Whether Biden wins or Trump, the president will have to adopt a new stimulus program. More deficit spending is in order, for the economic reasons mentioned above, but also for social ones. The impoverishment of the working class fuels class struggle and rebellion. It affects all parts of the class and has the potential to unite them in common struggle, the nightmare of the bourgeoisie.
So more debt must be created. But the budget deficit now already tops 20 % of the GNP, the public debt is at a level not seen since world war II and corporate and private debt too, have risen to unprecedented heights. So together with the tendency to increase debts, rises the tendency to curtail them, to maintain the credibility of their value. But where to cut? Not in military spending, that is more than ever essential for the projection of American power, for the value of the dollar. And don’t count on Biden to “defund the police”; it too will be more than necessary, with or without sensitivity training. State governments are in the red and have to lay off tens of thousands, so their cut of the pie can’t be reduced either. Tax the rich? Only those making more than 400.000 dollars will have to pay a little bit more, Biden says. He can’t afford to scare capital away. So where will the ax fall? Who will have to sacrifice “for the good of the nation”? Expect the working class to be attacked, whether Trump is president or Biden. One will shake his iron fist, the other will cover it with a velvet glove. Many will vote for Biden for no other reason than that Trump disgusts them. That’s a good reason, for he is truly disgusting. But it won’t save us. It will be cold consolation, when the velvet fist comes down, to hear Biden fans sigh: “Well, at least he’s not Trump…”

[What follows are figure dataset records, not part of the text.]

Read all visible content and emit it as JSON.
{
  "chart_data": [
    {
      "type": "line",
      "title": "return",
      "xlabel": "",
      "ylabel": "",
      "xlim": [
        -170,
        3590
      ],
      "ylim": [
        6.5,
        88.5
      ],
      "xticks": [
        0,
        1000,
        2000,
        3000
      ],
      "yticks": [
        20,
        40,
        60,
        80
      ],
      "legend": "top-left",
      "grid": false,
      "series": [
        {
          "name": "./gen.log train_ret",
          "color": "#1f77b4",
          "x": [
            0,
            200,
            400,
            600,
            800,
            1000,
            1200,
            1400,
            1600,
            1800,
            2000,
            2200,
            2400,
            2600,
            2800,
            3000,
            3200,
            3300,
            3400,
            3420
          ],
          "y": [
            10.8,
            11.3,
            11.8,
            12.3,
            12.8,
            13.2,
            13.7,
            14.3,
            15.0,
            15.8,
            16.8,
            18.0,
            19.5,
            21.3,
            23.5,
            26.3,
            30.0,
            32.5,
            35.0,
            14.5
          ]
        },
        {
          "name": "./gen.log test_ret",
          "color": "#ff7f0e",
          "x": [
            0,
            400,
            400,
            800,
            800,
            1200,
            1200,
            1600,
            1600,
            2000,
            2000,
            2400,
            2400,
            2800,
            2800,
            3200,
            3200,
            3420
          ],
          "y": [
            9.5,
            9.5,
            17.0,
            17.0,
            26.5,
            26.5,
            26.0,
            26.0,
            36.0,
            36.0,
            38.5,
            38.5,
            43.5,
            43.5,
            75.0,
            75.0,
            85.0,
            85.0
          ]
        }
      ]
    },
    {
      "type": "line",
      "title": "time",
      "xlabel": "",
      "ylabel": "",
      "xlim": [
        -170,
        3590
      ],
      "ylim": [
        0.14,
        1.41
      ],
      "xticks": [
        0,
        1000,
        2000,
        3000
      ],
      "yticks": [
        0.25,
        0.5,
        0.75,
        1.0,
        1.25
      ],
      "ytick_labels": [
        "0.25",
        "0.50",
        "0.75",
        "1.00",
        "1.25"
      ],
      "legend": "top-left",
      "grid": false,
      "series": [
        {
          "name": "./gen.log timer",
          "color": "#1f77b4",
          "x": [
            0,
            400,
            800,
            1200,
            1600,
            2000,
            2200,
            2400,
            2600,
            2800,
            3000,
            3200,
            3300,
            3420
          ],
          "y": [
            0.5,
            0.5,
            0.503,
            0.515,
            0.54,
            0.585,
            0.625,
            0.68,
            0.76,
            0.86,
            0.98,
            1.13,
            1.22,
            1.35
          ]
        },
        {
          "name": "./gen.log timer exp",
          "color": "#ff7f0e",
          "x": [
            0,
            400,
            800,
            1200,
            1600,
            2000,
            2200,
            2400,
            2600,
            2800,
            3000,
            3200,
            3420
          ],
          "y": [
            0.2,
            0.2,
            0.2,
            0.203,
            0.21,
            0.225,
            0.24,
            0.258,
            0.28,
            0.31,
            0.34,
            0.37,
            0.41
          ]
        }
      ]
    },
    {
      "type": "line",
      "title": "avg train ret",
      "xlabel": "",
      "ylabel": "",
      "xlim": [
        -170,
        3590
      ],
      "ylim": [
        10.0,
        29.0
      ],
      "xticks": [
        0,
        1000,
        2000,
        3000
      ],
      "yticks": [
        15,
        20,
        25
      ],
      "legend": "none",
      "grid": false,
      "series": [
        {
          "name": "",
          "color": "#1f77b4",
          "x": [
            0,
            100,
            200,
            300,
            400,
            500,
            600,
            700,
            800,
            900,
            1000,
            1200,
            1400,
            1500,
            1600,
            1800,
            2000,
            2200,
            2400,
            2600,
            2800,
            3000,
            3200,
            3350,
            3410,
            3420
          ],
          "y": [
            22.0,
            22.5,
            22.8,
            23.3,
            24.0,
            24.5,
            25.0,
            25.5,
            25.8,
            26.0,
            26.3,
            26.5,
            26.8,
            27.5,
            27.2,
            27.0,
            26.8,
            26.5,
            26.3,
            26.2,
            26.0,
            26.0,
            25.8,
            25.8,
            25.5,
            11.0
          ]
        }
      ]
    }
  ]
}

All our rulers can do, is to kick the can down the road. Whether their talk is about renewable energy or tough tariffs, there will be no regeneration, there will only be more misery, from which we can liberate ourselves only if we abandon the hope that this or that party will make things better and refuse to play by their rules.
Yes, there is a method to Trump’s madness. And yes, that method can be changed. But only the collective worker can stop the madness.